In via del Campuccio, sul muro che confina con il Giardino Torrigiani, si trova una lapide scritta parte in latino, parte in ebraico. Anticamente questo edificio ospitava un convento, il Monastero delle Convertite, che venne creato attorno al 1330 dal fratello della Beata Umiliana de’ Cerchi, che con la Compagnia delle Laudi di Santo Spirito chiese alla Signoria la concessione di un terreno per costruire un ricovero per le donne di malaffare che avevano deciso di tornare sulla retta via. La Signoria accolse la richiesta ed il convento venne fondato.
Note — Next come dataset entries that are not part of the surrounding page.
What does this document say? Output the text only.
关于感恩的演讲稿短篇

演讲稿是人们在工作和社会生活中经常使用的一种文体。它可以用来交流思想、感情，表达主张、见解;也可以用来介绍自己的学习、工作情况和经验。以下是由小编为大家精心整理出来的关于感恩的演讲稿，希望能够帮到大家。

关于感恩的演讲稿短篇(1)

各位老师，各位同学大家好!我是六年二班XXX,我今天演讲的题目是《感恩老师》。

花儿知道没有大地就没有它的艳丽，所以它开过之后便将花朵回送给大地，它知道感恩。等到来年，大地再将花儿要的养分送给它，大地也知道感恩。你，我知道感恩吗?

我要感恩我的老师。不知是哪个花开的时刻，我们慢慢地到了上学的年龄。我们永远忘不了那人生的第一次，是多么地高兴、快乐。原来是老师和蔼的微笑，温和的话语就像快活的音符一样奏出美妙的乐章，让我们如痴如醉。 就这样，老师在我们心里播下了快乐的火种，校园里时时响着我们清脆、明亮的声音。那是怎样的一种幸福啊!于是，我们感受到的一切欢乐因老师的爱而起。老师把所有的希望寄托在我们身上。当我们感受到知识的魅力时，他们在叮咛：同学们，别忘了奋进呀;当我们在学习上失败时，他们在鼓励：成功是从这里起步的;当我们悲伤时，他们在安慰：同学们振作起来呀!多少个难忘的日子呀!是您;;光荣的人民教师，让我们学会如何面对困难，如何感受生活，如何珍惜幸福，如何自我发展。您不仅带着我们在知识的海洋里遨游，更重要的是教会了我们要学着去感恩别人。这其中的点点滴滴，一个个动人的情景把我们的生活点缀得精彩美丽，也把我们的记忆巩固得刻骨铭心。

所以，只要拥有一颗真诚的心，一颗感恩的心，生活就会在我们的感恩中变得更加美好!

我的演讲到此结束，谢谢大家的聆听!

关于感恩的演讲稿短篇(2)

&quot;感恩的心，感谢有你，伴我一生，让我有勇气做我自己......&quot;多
La fondazione del convento pare sia stata opera, almeno secondo Giuseppe Richa autore delle “Notizie Istoriche delle Chiese di Firenze “, di fra Simone da Cascia, un predicatore agostiniano che ammoniva i fedeli in Piazza Santo Spirito nel XIV secolo. Numerose furono le prostitute che, illuminate dalle sue sante ammonizioni, decisero di ritirarsi lontano dal mondo, una fra tutte la bella e famosa cortigiana Monna Nera che abbandonò definitivamente la sua disonesta professione all’età di trentun anni.
Per intercessione dei Capitani della Compagnia delle Laudi di Santo Spirito, fu eretto, nel 1330, il maestoso complesso religioso che doveva ospitare sia le meretrici che tutti coloro che, dopo una vita dissoluta, accoglievano la fede cattolica, come ricorda una lapide in via del Campuccio, posta sul muro dell’ex-convento.
Guido Carocci ci racconta: “Sembra che le monache godessero di una certa indipendenza; lavorassero per provento proprio e si industriassero, tenendo ognuna dei polli”. Percepivano inoltre i proventi che derivavano dalle tasse che ogni anno le prostitute dovevano pagare all’Offizio dell’Onestà per esercitare la professione in modo legale e di un quarto dell’eredità di ognuna di esse, al momento della loro morte.
Non soltanto le prostitute che spontaneamente avevano scelto di redimersi, ma anche quelle che vi venivano obbligate dai birri che periodicamente ripulivano le strade cittadine; queste ultime, portate dinanzi al Magistrato dell’Onestà, venivano “spedite” in quel convento, che dunque assolveva anche la funzione di prigione.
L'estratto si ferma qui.